Especially over the past two years, as we marked the somber centennial of the outbreak of World War I, we have seen the explosion of violent ethnic conflicts, the implosions of sovereign states and a vast increase in religious terrorism. On the bitter anniversary of the Armenian Genocide, commemorated this month, religious zealots threaten the lives of other minorities, from the Assyrians and Yazidis of Iraq to the Christians of Kenya, Nigeria, and Pakistan, the Nuba of Sudan, even Ethiopians in Libya. The world’s quotient of ugliness and intolerance has not diminished in 100 years.

Unlike the often-dilettantish politicians of August 1914, we know precisely how costly in human lives the collapse of international order can be. Some 100 million murdered civilians perished in the past century because of feckless or reckless decisions. Now that weapons are even deadlier, and hatreds even sharper, the duty to hold peace together is more solemn than ever before.

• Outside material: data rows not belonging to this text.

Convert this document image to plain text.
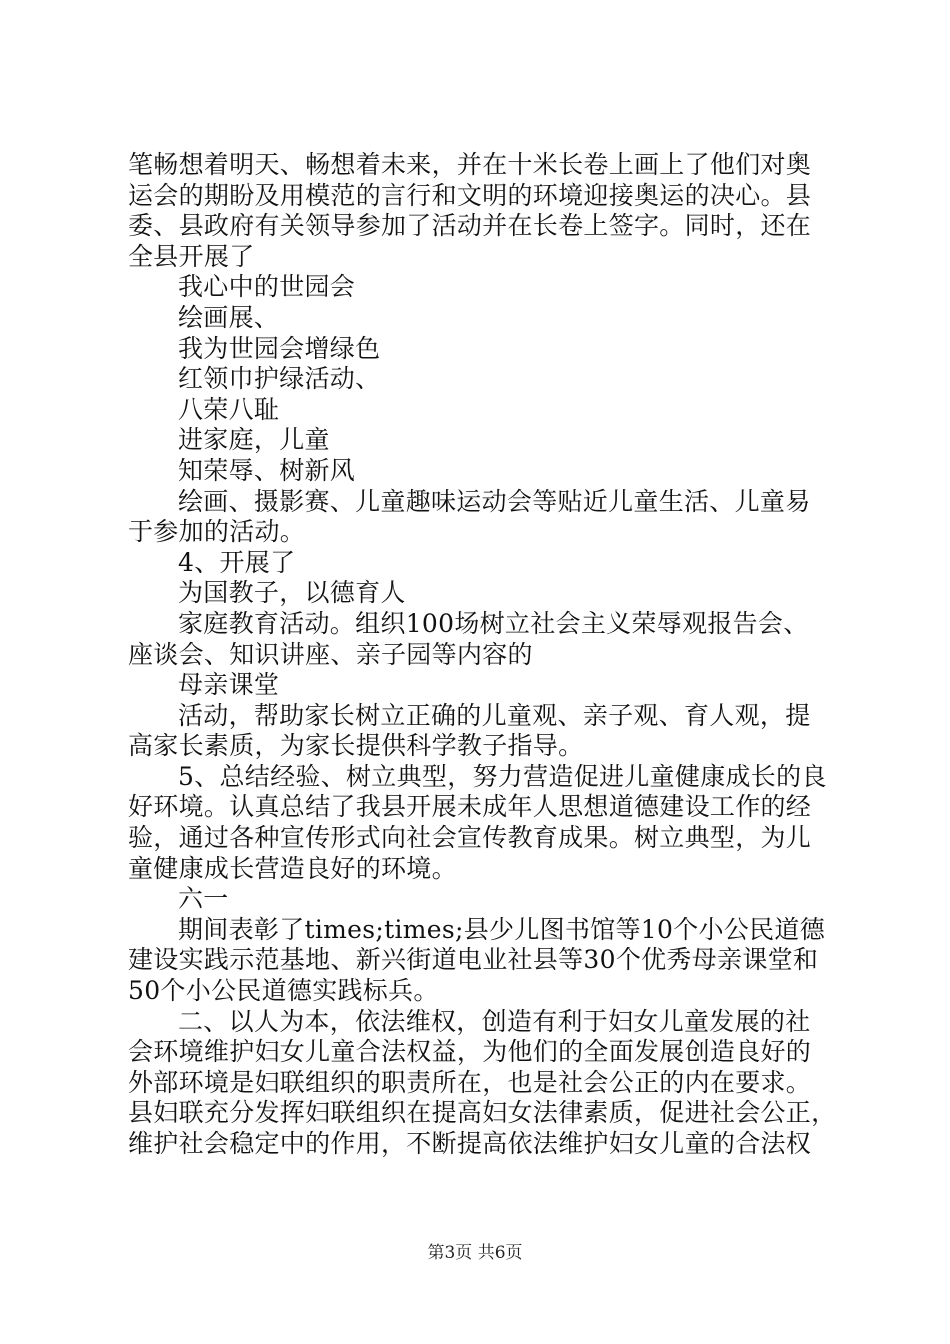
笔畅想着明天、畅想着未来，并在十米长卷上画上了他们对奥
运会的期盼及用模范的言行和文明的环境迎接奥运的决心。县
委、县政府有关领导参加了活动并在长卷上签字。同时，还在
全县开展了
我心中的世园会
绘画展、
我为世园会增绿色
红领巾护绿活动、
八荣八耻
进家庭，儿童
知荣辱、树新风
绘画、摄影赛、儿童趣味运动会等贴近儿童生活、儿童易
于参加的活动。
4、开展了
为国教子，以德育人
家庭教育活动。组织100场树立社会主义荣辱观报告会、
座谈会、知识讲座、亲子园等内容的
母亲课堂
活动，帮助家长树立正确的儿童观、亲子观、育人观，提
高家长素质，为家长提供科学教子指导。
5、总结经验、树立典型，努力营造促进儿童健康成长的良
好环境。认真总结了我县开展未成年人思想道德建设工作的经
验，通过各种宣传形式向社会宣传教育成果。树立典型，为儿
童健康成长营造良好的环境。
六一
期间表彰了times;times;县少儿图书馆等10个小公民道德
建设实践示范基地、新兴街道电业社县等30个优秀母亲课堂和
50个小公民道德实践标兵。
二、以人为本，依法维权，创造有利于妇女儿童发展的社
会环境维护妇女儿童合法权益，为他们的全面发展创造良好的
外部环境是妇联组织的职责所在，也是社会公正的内在要求。
县妇联充分发挥妇联组织在提高妇女法律素质，促进社会公正，
维护社会稳定中的作用，不断提高依法维护妇女儿童的合法权
第3页 共6页
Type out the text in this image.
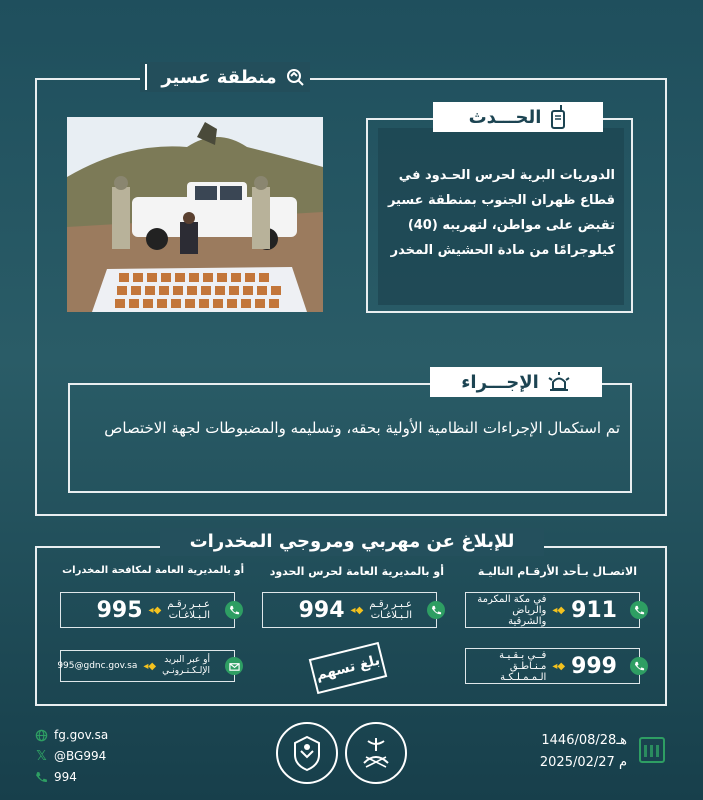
منطقة عسير
الحـــدث
الدوريات البرية لحرس الحـدود في قطاع ظهران الجنوب بمنطقة عسير تقبض على مواطن، لتهريبه (40) كيلوجرامًا من مادة الحشيش المخدر
الإجـــراء
تم استكمال الإجراءات النظامية الأولية بحقه، وتسليمه والمضبوطات لجهة الاختصاص
للإبلاغ عن مهربي ومروجي المخدرات
الاتصـال بـأحد الأرقـام التاليـة
911
◆◂
في مكة المكرمة
والرياض والشرقية
999
◆◂
فــي بـقـيـة
مـنـاطـق الـمـمـلـكـة
أو بالمديرية العامة لحرس الحدود
عـبـر رقـم
الـبـلاغـات
◆◂
994
بلغ تسهم
أو بالمديرية العامة لمكافحة المخدرات
عـبـر رقـم
الـبـلاغـات
◆◂
995
أو عبر البريد
الإلـكـتـرونـي
◆◂
995@gdnc.gov.sa
fg.gov.sa
𝕏 @BG994
994
1446/08/28هـ
2025/02/27 م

Let’s hope that whoever wins the next presidential election pledges to repair the international damage left behind by the current administration. Let’s pray the candidate can admit past mistakes, but remain deeply committed to these ideals that governed American foreign policy for most of its history:

  1. We are friends of freedom. The basic human rights to life, liberty, property and the free exercise of religion are the logical extensions of the Judeo-Christian tradition, which views the human person as an image of God, with all the dignity that implies. Regimes that treat such rights as less than sacred may join us at times to fight greater evils, but our true and lasting partners will always be governments that treat their people with respect. Such regimes are often liberal democracies, but not always; in some countries with fragile protections for minority rights, majority rule would lead to less freedom, not more. Much more important is the protection and growth of a free civil society, which can lay the groundwork for a democratic society in the future.
  2. We pursue and protect our legitimate national interests, and project force primarily to further that end — not to transform the world in our own self-image. We lack both the power and the godlike knowledge to accomplish such a task, even if we thought that it was desirable.
  3. We also will use force to defend our allies from harm, and to blunt the assaults of tyrants or terrorists against the helpless. We are the natural friends of embattled minority groups whose human dignity is threatened by hostile governments. We are especially committed to aiding religious minorities, since their struggle for freedom so closely mirrors the reasons our country was founded. Our policies in the Middle East, for instance, will be guided by this principle.
  4. We believe in free trade, free markets, the protection of private property, and economic growth as the answers to poverty — not redistribution of wealth, state seizure of private businesses, government monopolies or economic nationalism. But freedom is a two-way street. We expect our trading partners to play by the same rules that we do.
  5. We will work with and through international institutions, when doing so accords with each of the aforementioned principles. Cooperation with honest partners is key to exercising leadership. But we will not violate those principles nor leave our allies hanging because of decrees by transnational organizations or entities. Like military force, they are a means, not an end in themselves.
  6. America will be true to its word, consistent to its principles, loyal to its friends and steadfast before its enemies. It will not seek quarrels lightly, nor retire from them without victory.

These are the maxims that made America great, that allowed her to grow from a marginal string of settlements on the edge of a howling wilderness, to the champion of freedom against totalitarian empires. If we return to this creed with fortitude and humility, we can again serve the world as a solid bulwark of justice in increasingly desperate times.